At Diebold’s International Management Seminar in Amsterdam in mid-October, its 30th such event but the first one as Diebold Nixdorf since the Wincor merger, particular attention was paid to ‘connected commerce’.
However, ATMs may not be part of this connection – at least in-branch,
Philippine Risch, director of ING’s branches and cash in the Netherlands, believed ING’s purpose was to help its customers stay ahead by being “a tech company with a banking licence”.
Is there a need for branches in an increasingly digital world?
Risch argued strongly in the affirmative.
She said: “The ultimate experience is digital mixed with human experience.”
However, she highlighted that the branch would only be useful if it was there to satisfy a customer’s needs. Even if a branch is not needed, customers can feel relieved to see one.
Additional services that a branch can provide are human help and guidance.
Risch added: “Sometimes people just even want to vent frustration at their bank and appreciate general attention. The human contact makes the difference in a customer relationship. The human touch adds to the heart and the emotion of the digital relationship.”
ING’s branches will now focus on being advice branches or experience branches.
One thing that may not have a future in ING’s branch is ATMs. Risch would not elaborate, but said cash will retain in a large role in Dutch society, but will not play a huge part in branches.
Therefore, ATMs would eventually be removed.
Christian Weisser, senior vice president and managing director Europe, Middle East and Africa at Diebold Nixdorf, said: “We see four global forces in our space: automation, digitalisation, individualisation, and a strong trend to consumer everything as a service. Cash as a service, ATMs as a service, everything is a service. These forces drive retail and banking.”
Weisser described the future as not necessarily a ‘cashless’ society, but definitely a ‘cash-lite’ one.
With PSD2’s imminent arrival, the four “global forces” combine and the financial sector needs to embrace this.
He added: “Connected commerce means providing an app that isn’t only financial advice, but also provides tips for lifestyle.
“By 2018, a billion accounts’ information will be available.

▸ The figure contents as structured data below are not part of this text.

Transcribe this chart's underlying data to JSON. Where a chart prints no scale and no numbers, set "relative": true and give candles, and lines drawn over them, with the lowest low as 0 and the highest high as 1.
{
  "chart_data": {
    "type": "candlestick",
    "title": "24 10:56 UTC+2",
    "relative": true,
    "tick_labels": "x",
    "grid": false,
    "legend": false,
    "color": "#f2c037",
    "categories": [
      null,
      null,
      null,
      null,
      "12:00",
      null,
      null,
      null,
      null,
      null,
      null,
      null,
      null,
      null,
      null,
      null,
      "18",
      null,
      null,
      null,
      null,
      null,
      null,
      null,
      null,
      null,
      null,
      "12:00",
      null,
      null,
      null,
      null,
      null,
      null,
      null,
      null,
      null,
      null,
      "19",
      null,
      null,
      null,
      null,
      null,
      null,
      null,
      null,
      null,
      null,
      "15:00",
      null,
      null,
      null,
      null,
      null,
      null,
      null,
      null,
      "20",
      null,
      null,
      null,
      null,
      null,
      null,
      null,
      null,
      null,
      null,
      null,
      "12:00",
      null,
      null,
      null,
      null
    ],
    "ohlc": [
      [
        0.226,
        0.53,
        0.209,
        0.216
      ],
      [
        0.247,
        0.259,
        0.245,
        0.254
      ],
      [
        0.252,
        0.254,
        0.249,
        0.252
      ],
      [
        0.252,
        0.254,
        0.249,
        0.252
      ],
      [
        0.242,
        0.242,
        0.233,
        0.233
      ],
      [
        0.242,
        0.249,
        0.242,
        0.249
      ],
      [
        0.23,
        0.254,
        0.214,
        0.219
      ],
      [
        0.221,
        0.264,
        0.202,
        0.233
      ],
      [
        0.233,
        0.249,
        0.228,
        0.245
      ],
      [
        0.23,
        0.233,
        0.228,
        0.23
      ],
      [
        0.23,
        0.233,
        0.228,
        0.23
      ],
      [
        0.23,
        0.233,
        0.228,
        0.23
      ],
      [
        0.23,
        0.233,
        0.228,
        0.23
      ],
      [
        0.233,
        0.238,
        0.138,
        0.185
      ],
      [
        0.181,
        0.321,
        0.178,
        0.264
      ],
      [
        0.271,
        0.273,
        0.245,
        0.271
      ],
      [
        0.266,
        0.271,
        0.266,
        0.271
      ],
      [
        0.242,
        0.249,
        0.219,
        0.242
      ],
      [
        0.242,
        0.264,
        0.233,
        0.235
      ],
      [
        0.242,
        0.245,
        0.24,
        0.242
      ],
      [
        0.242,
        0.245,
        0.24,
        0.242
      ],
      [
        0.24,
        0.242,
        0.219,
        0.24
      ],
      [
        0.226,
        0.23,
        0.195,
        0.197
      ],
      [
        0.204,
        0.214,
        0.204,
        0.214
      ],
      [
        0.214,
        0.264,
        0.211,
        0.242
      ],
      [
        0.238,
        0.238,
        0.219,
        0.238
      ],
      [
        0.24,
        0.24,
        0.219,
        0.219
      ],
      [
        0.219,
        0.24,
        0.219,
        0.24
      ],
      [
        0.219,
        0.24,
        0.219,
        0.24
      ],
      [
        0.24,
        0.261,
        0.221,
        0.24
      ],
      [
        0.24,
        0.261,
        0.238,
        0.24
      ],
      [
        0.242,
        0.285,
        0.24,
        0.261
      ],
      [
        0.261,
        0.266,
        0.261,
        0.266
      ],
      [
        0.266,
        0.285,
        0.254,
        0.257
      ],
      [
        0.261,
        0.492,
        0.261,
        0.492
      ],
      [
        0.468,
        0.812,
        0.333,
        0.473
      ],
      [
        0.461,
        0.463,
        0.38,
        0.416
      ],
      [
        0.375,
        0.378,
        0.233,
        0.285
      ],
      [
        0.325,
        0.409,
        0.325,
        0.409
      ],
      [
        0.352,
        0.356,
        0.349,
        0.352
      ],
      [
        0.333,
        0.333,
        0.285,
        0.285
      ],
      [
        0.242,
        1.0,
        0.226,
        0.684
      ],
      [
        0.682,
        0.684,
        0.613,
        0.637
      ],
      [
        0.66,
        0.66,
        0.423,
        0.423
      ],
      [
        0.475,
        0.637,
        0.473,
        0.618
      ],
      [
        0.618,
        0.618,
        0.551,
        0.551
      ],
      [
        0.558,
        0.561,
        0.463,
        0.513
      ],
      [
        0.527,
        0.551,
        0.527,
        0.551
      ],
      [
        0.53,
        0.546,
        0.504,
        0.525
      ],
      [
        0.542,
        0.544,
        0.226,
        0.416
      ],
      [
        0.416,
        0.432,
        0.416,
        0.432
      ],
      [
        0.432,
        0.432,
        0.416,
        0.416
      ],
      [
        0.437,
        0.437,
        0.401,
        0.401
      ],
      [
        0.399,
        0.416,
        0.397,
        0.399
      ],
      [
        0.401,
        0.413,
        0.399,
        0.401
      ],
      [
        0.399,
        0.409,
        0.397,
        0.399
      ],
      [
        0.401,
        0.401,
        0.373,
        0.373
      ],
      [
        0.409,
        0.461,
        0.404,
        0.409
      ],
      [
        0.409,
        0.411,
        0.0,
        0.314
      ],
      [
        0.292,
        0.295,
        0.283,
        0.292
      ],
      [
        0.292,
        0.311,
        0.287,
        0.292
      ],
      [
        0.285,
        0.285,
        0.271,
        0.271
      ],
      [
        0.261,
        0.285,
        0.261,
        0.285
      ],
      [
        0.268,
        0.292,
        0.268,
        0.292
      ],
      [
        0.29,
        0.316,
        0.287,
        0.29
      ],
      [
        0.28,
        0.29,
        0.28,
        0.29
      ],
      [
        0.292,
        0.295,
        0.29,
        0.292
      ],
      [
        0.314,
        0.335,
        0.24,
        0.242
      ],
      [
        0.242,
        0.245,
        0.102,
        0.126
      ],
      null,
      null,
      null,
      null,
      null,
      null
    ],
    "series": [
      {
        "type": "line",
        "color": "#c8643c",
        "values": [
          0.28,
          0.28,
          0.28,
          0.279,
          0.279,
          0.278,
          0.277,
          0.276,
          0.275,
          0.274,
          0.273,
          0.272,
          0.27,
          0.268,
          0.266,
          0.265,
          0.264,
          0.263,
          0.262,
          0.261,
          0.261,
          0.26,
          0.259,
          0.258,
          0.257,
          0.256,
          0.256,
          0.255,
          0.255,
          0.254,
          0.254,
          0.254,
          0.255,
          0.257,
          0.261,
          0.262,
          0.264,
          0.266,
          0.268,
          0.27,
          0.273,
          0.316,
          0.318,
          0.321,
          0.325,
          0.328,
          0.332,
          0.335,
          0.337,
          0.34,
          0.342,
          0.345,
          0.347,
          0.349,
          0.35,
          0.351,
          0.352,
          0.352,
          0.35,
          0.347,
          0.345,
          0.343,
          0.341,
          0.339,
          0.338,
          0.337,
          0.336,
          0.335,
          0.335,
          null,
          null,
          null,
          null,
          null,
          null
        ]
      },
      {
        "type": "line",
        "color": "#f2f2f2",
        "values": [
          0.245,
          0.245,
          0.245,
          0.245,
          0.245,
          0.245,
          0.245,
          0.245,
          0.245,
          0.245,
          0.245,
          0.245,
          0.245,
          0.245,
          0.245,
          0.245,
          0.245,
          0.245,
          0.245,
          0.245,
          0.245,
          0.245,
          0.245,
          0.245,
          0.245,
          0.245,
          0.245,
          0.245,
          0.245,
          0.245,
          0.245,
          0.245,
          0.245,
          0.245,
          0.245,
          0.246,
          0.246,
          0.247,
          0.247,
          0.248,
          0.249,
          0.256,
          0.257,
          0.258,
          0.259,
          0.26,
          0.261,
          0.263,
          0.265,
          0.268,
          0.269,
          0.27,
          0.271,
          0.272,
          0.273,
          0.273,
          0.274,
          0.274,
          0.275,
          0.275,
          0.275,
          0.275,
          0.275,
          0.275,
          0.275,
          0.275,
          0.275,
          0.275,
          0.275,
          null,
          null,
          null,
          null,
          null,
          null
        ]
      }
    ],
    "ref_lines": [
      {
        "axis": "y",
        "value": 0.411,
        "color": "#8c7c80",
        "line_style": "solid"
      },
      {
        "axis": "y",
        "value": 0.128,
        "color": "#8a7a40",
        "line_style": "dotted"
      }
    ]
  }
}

So why not be the first to aggregate all this information into your app?”
Death of cash, no future for ATMs or cards-the daily pitch
Rarely does a day go by without some call or email from a breathless PR telling the writer about the imminent death of cash.

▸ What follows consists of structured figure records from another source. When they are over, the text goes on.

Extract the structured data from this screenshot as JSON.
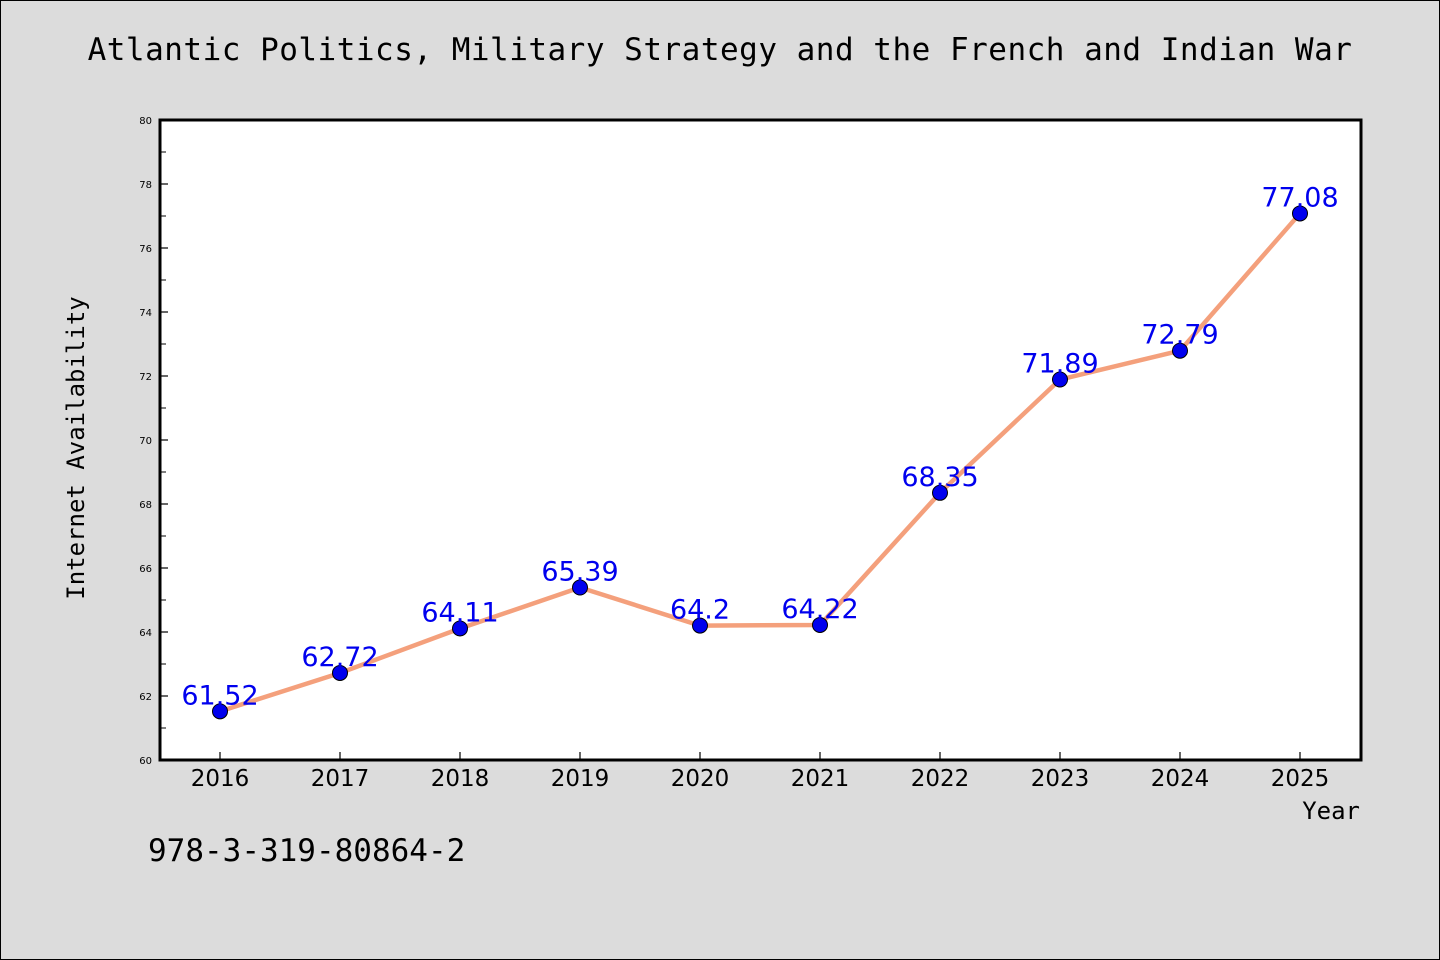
{
  "chart_data": {
    "type": "line",
    "title": "Atlantic Politics, Military Strategy and the French and Indian War",
    "xlabel": "Year",
    "ylabel": "Internet Availability",
    "categories": [
      "2016",
      "2017",
      "2018",
      "2019",
      "2020",
      "2021",
      "2022",
      "2023",
      "2024",
      "2025"
    ],
    "series": [
      {
        "values": [
          61.52,
          62.72,
          64.11,
          65.39,
          64.2,
          64.22,
          68.35,
          71.89,
          72.79,
          77.08
        ],
        "labels": [
          "61.52",
          "62.72",
          "64.11",
          "65.39",
          "64.2",
          "64.22",
          "68.35",
          "71.89",
          "72.79",
          "77.08"
        ]
      }
    ],
    "ylim": [
      60,
      80
    ],
    "yticks": [
      60,
      62,
      64,
      66,
      68,
      70,
      72,
      74,
      76,
      78,
      80
    ],
    "grid": false,
    "line_color": "#f4a07c",
    "marker_color": "#0000ee",
    "label_color": "#0000ee"
  },
  "footer_code": "978-3-319-80864-2"
}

Or a discussion with a banker arguing that consumers ‘no longer want to use cash’.
Often of course they have a strong vested interest, such as a banker from one of the new start-ups that will not be rolling out its own network of ATMs.
The one consistent feature is their determination to ignore a few facts that they dislike as they do not fit their own agenda.

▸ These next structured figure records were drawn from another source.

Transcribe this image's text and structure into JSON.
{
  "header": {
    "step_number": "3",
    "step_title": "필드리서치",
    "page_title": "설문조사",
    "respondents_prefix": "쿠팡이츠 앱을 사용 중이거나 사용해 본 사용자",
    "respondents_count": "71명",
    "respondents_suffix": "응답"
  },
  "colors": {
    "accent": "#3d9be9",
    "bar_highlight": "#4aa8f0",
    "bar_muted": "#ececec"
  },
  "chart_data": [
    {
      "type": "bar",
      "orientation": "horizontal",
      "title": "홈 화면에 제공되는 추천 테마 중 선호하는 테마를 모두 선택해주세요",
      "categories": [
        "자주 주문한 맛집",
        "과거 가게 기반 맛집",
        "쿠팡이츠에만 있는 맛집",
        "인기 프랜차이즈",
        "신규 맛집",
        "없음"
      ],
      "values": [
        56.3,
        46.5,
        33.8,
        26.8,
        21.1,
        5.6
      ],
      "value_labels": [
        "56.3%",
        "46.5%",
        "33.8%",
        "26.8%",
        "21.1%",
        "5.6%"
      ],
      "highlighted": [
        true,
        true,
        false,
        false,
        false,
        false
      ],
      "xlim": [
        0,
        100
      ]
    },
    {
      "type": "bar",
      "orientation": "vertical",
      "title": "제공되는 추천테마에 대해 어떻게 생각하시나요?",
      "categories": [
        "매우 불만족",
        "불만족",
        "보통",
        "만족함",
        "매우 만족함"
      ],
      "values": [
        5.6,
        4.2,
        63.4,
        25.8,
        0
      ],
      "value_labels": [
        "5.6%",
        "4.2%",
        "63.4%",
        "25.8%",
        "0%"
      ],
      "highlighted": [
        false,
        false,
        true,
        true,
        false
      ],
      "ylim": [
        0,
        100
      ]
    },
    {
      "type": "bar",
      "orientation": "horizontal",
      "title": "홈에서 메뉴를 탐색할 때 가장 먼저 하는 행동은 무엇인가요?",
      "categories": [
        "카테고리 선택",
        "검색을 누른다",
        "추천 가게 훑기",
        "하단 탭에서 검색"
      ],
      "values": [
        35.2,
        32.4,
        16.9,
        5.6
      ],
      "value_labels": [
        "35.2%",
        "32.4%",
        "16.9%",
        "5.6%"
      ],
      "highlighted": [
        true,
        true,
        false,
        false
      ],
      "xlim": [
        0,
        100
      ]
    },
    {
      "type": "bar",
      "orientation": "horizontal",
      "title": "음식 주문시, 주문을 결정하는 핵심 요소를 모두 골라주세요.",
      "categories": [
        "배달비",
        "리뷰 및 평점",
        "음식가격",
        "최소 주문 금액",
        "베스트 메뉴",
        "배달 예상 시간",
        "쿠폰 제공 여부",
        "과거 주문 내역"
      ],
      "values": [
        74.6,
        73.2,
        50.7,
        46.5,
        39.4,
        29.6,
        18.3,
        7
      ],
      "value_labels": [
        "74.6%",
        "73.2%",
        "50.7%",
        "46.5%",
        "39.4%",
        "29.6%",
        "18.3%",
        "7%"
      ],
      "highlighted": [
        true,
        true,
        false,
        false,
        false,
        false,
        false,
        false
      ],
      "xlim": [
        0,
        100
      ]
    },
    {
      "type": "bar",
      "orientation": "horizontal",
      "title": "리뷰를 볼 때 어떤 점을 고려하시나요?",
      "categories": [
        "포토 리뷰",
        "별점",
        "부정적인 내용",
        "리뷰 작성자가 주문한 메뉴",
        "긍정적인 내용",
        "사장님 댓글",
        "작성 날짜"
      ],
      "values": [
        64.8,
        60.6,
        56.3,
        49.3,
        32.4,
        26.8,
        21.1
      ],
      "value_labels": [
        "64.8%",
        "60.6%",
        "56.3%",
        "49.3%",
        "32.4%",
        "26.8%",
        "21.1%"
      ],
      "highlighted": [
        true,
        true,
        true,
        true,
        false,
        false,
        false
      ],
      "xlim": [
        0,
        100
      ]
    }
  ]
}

Such as the total value of notes in circulation in the UK increasing by 10% last year to exceed £70bn for the first time.
Or the total aggregate value of ATM withdrawals in the UK stubbornly remaining constant in recent years at around £190bn each year.
Sadly UK banks missed a trick to boost ATM functionality by not adapting ATMs to offer the range of services readily found in Europe.
The UK has a dismal record compared with the continent in terms of ‘recycle ATMs.
It is a safe forecast to say that UK ATM numbers, currently standing at all time high of about 70,000, have peaked.
As in the Netherlands, we can expect to see fewer ATMs in the UK within the diminishing numbers of branches.
But if Payments UK is to be believed, and I have no reason to doubt its forecast, cash will still account for about a fifth of all payments in 10 years time.
Unless of course the new digital entrants to the market trying to win market share from the incumbent banks succeed in denying consumers the choice of how they wish to pay; that would be somewhat ironic as public policy in the UK is to encourage the new players, to widen consumer choice.